Speaking to Sandboxx News via e-mail this week, Anduril’s Communications Manager, Jackson Lingane, explained that the Barracuda-M production baseline would be in the neighborhood of multiple thousands per year, with the ability to double production capacity on short notice when the need arises.

The new Barracuda family of cruise missiles

Anduril’s Barracuda family of weapons, known as Barracuda-M, is made up of three different platforms with a great deal of commonality between them; dubbed Barracuda-M 100, 250, and 500. All three of these weapons are powered by small air-breathing turbojet engines, giving each a great deal of range and a reported top speed of some 500 knots (about 575 miles per hour).

Each iteration was designed specifically to minimize the complexity of production. Anduril claims each of these weapons can be assembled using ten tools or fewer, leveraging primarily commercially available components to minimize logistical bottlenecks, and designed for easy assembly with minimal training. This, combined with modular systems shared across iterations, is meant to make standing up new production lines faster and cheaper than previous weapon designs, while the designs’ modularity and open system software architecture allow for rapid upgrades with minimal interruption to production.

Anduril aims to make these high-performance cruise missiles with simple but robust hardware, allowing for most upgrades or improvements to be made through software changes alone, further minimizing the impact of these changes on their production lines.

“These are systems that can be assembled with tools, literally that you probably have in your garage—screwdrivers, pliers, things of that sort, so it is not gated in terms of its producibility on highly specialized tooling, highly specialized manufacturing processes, highly specialized labor, none of which we’re ever going to have enough of,” explained Diem Salmon, Anduril’s vice president for air dominance and strike. “It’s been designed with the exact opposite approach, which is, I have to leverage commercial supply chains as much as possible.
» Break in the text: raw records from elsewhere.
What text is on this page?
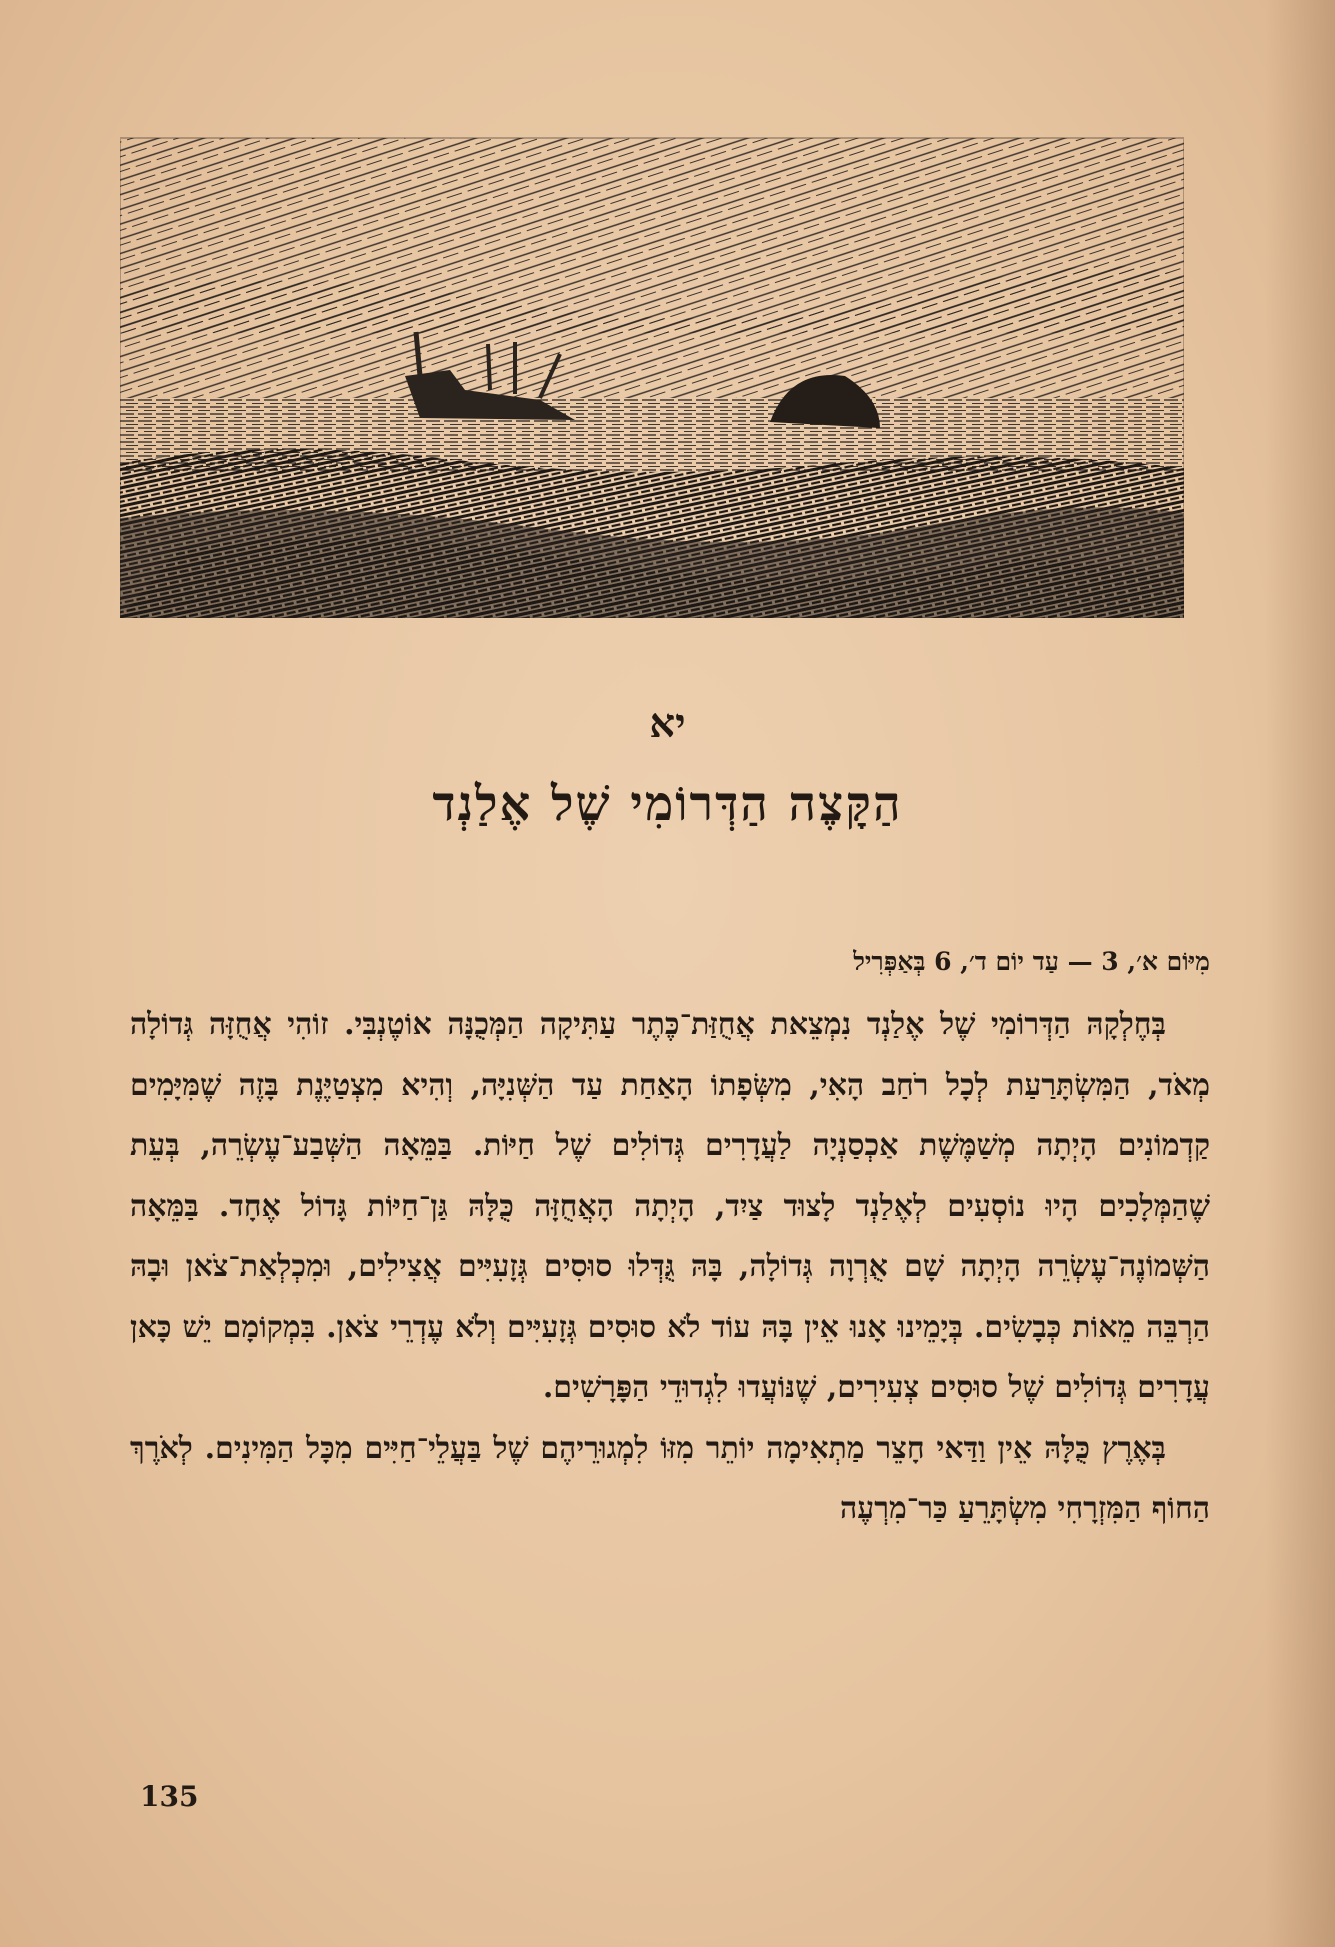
יא
הַקָּצֶה הַדְּרוֹמִי שֶׁל אֶלַנְד
מִיּוֹם א׳, 3 — עַד יוֹם ד׳, 6 בְּאַפְּרִיל

בְּחֶלְקָהּ הַדְּרוֹמִי שֶׁל אֶלַנְד נִמְצֵאת אֲחֻזַּת־כֶּתֶר עַתִּיקָה הַמְּכֻנָּה אוֹטֶנְבִּי. זוֹהִי אֲחֻזָּה גְּדוֹלָה מְאֹד, הַמִּשְׂתָּרַעַת לְכָל רֹחַב הָאִי, מִשְּׂפָתוֹ הָאַחַת עַד הַשְּׁנִיָּה, וְהִיא מִצְטַיֶּנֶת בָּזֶה שֶׁמִּיָּמִים קַדְמוֹנִים הָיְתָה מְשַׁמֶּשֶׁת אַכְסַנְיָה לַעֲדָרִים גְּדוֹלִים שֶׁל חַיּוֹת. בַּמֵּאָה הַשְּׁבַע־עֶשְׂרֵה, בְּעֵת שֶׁהַמְּלָכִים הָיוּ נוֹסְעִים לְאֶלַנְד לָצוּד צַיִד, הָיְתָה הָאֲחֻזָּה כֻּלָּהּ גַּן־חַיּוֹת גָּדוֹל אֶחָד. בַּמֵּאָה הַשְּׁמוֹנֶה־עֶשְׂרֵה הָיְתָה שָׁם אֻרְוָה גְּדוֹלָה, בָּהּ גֻּדְּלוּ סוּסִים גְּזָעִיִּים אֲצִילִים, וּמִכְלְאַת־צֹאן וּבָהּ הַרְבֵּה מֵאוֹת כְּבָשִׂים. בְּיָמֵינוּ אָנוּ אֵין בָּהּ עוֹד לֹא סוּסִים גְּזָעִיִּים וְלֹא עֶדְרֵי צֹאן. בִּמְקוֹמָם יֵשׁ כָּאן עֲדָרִים גְּדוֹלִים שֶׁל סוּסִים צְעִירִים, שֶׁנּוֹעֲדוּ לִגְדוּדֵי הַפָּרָשִׁים.

בְּאֶרֶץ כֻּלָּהּ אֵין וַדַּאי חָצֵר מַתְאִימָה יוֹתֵר מִזּוֹ לִמְגוּרֵיהֶם שֶׁל בַּעֲלֵי־חַיִּים מִכָּל הַמִּינִים. לְאֹרֶךְ הַחוֹף הַמִּזְרָחִי מִשְׂתָּרֵעַ כַּר־מִרְעֶה

135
I have to make the weapon as simple to produce and as simple to assemble as possible.”

And while this program was only just revealed, we’ve learned that Anduril and the U.S. Air Force already have these weapons in testing. According to Anduril, they’ve been conducting independent
research and development (IRAD) testing of all three units for years already, including end-to-end flight testing of the M-500.

The first and smallest of these weapons is the Barracuda 100. This weapon (or one-way drone) measures 70 inches in length, with a diameter of 6 inches and an overall weight of roughly 110 pounds, including a 35-pound payload. When launched from a rotorcraft like the AH-64 Apache or a fixed-wing asset like the C-130, Anduril claims a whopping range of some 85 nautical miles (about 98 miles).

For a frame of reference, that means this weapon is only about 6 inches longer than a standard rocket-propelled Hellfire missile, with a one-inch smaller diameter and roughly the same weight – but the Barracuda-M 100 offers a warhead nearly twice the size and an astonishing 12 times the range. This added range and firepower could be a significant boon for platforms like the Apache, allowing it to engage targets from further away, limiting its vulnerability to anti-air fire.